Colonia Dignidad in Chile Erste Entschädigungen für Sekten-Opfer
Nach einem 26 Jahre andauernden Rechtsstreit sollen die Opfer der deutschen Sekte Colonia Dignidad erstmals entschädigt werden. Das Geld dafür stammt aus versteigertem Eigentum der Sekte.
Im Süden Chiles hat ein Gericht ein großes Grundstück der ehemaligen Sekte Colonia Dignidad zwangsversteigert. Nach 26 Jahren Rechtsstreit sollen mit dem Erlös nun erstmals chilenische Opfer des früheren Sektenführers Paul Schäfer entschädigt werden.
Der Anwalt der damaligen Opfer, Winfried Hempel, stammt selbst aus der ehemaligen Colonia Dignidad. Er sprach von einer "Riesengenugtuung". Die Bedeutung dieser Wiedergutmachung gehe weit über den Sachwert hinaus.
"Es geht hier auch um eine historische Versteigerung, weil es das erste Mal ist, dass irgendetwas Materielles von der Kolonie angetastet wird, also Güter direkt von diesem Bollwerk, dass hier in Chile 50, 60 Jahre gemacht hat, was es wollte" so Hempel. "Und nicht nur angetastet wird, sondern direkt flüssig gemacht wird für Opfer."
"Entschädigung wird Opfern sehr helfen"
Zwei der ursprünglichen Opfer seien schon gestorben, die anderen über 40 Jahre alt. Tatsächlich waren es diese Menschen, die mit viel Mut das System der Colonia Dignidad offenlegten.

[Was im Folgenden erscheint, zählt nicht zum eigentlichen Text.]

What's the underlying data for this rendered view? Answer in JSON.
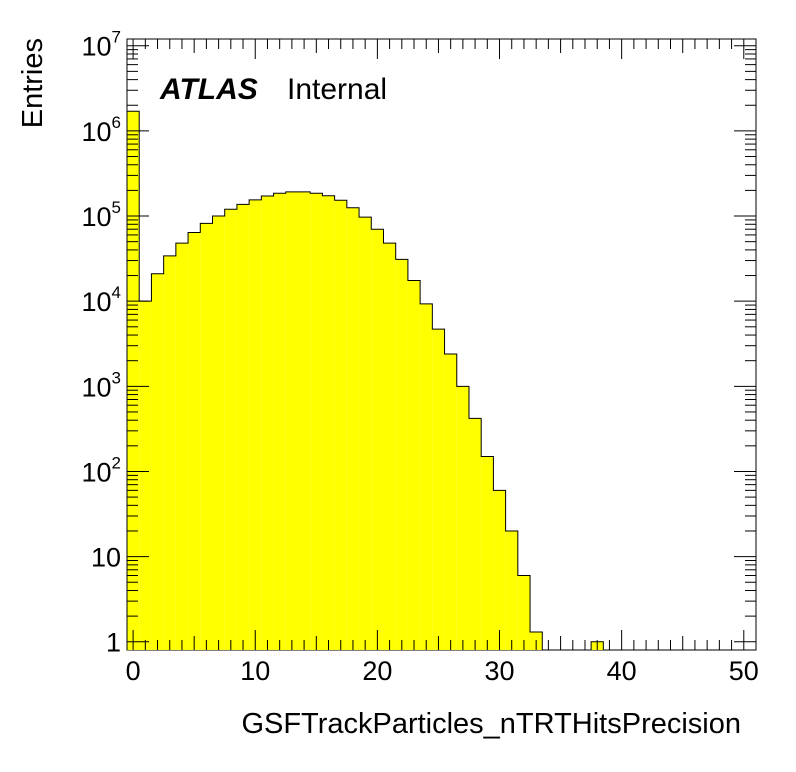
{
  "chart_data": {
    "type": "bar",
    "title": "",
    "xlabel": "GSFTrackParticles_nTRTHitsPrecision",
    "ylabel": "Entries",
    "xlim": [
      -0.5,
      51
    ],
    "ylim": [
      0.8,
      12000000
    ],
    "y_scale": "log",
    "grid": false,
    "legend": "none",
    "bin_width": 1,
    "bin_low_edges": [
      -0.5,
      0.5,
      1.5,
      2.5,
      3.5,
      4.5,
      5.5,
      6.5,
      7.5,
      8.5,
      9.5,
      10.5,
      11.5,
      12.5,
      13.5,
      14.5,
      15.5,
      16.5,
      17.5,
      18.5,
      19.5,
      20.5,
      21.5,
      22.5,
      23.5,
      24.5,
      25.5,
      26.5,
      27.5,
      28.5,
      29.5,
      30.5,
      31.5,
      32.5,
      33.5,
      34.5,
      35.5,
      36.5,
      37.5
    ],
    "values": [
      1700000,
      10000,
      21000,
      34000,
      48000,
      64000,
      82000,
      100000,
      120000,
      137000,
      155000,
      172000,
      185000,
      192000,
      192000,
      185000,
      173000,
      153000,
      125000,
      97000,
      70000,
      48000,
      31000,
      17500,
      9300,
      4700,
      2400,
      1000,
      420,
      150,
      60,
      20,
      6,
      1.3,
      0,
      0,
      0,
      0,
      1
    ],
    "bar_color": "#ffff00",
    "x_ticks": [
      "0",
      "10",
      "20",
      "30",
      "40",
      "50"
    ],
    "y_ticks": [
      {
        "value": 1,
        "base": "1",
        "exp": ""
      },
      {
        "value": 10,
        "base": "10",
        "exp": ""
      },
      {
        "value": 100,
        "base": "10",
        "exp": "2"
      },
      {
        "value": 1000,
        "base": "10",
        "exp": "3"
      },
      {
        "value": 10000,
        "base": "10",
        "exp": "4"
      },
      {
        "value": 100000,
        "base": "10",
        "exp": "5"
      },
      {
        "value": 1000000,
        "base": "10",
        "exp": "6"
      },
      {
        "value": 10000000,
        "base": "10",
        "exp": "7"
      }
    ],
    "annotations": {
      "experiment": "ATLAS",
      "status": "Internal"
    }
  }
}
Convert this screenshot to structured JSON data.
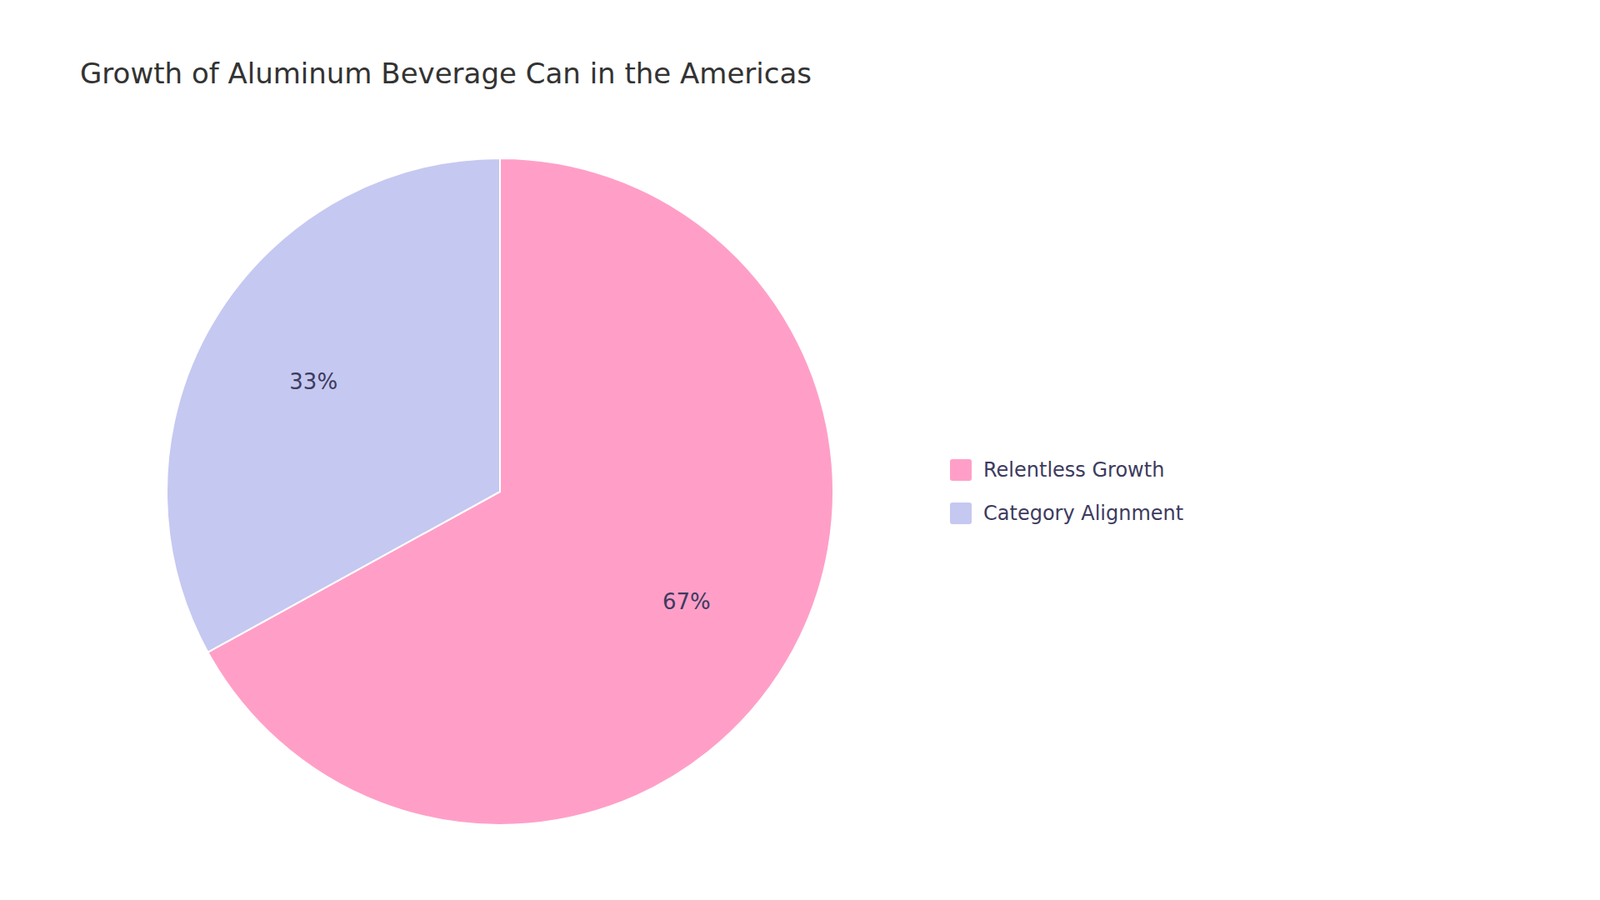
{
  "chart_data": {
    "type": "pie",
    "title": "Growth of Aluminum Beverage Can in the Americas",
    "categories": [
      "Relentless Growth",
      "Category Alignment"
    ],
    "values": [
      67,
      33
    ],
    "value_labels": [
      "67%",
      "33%"
    ],
    "colors": [
      "#FF9FC8",
      "#C5C8F0"
    ],
    "data_labels": true,
    "legend": "right"
  }
}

"Das sind Kinder aus einer ländlichen Gegend, aus der Umgebung der Kolonie, die damals als kleine Kinder missbraucht wurden, die heute einfache Bürger sind in Chile und denen diese Summe Geld ziemlich viel helfen wird", sagt Hempel. "Das muss man so schon stehen lassen, ganz abgesehen von dem, was ihnen in der Kolonie widerfahren ist, was natürlich ihr Leben in zwei Teile geschnitten hat."
Verfahren dauerte 26 Jahre
Das Verfahren hatte bereits 1996 begonnen. Gegenstand waren Entschädigungsforderungen wegen sexuellen Missbrauchs, den Sektenführer Schäfer an chilenischen Kindern aus der Umgebung der Colonia begangen hat. Erst 2013 hatte der oberste Gerichtshof Chiles die Forderungen als rechtmäßig bestätigt, weitere neun Jahre gingen bis zur jetzigen Versteigerung ins Land.
"Das ist eine geteilte Schuld hier: Einerseits hat die Kolonie sich mit allen Rechtsmitteln, mit den besten Anwälten und mit allem Geld, was sie haben gewehrt", sagt Hempel. Andererseits habe auch viel gegen die Opfer gespielt. Ein Problem sei gewesen, dass "die chilenische zivile Prozessordnung unwahrscheinlich alt und unmodern ist und noch in alten Akten geführt wird und das ist natürlich ganz komplex."
1,5 Millionen Euro Entschädigung
Insgesamt ist die Entschädigungssumme für die elf chilenischen Opfer oder deren Nachfahren auf umgerechnet etwa 1,5 Millionen Euro festgelegt. Die ausstehende halbe Million soll in wenigen Wochen durch weitere Versteigerungen eingeholt werden.
Sektenchef Schäfer war in Chile wegen Vergewaltigung und sexuellen Missbrauchs verurteilt worden und starb 2010 im Gefängnis. In Deutschland wurden gegen ihn und seine Führungsclique nie Anklage erhoben.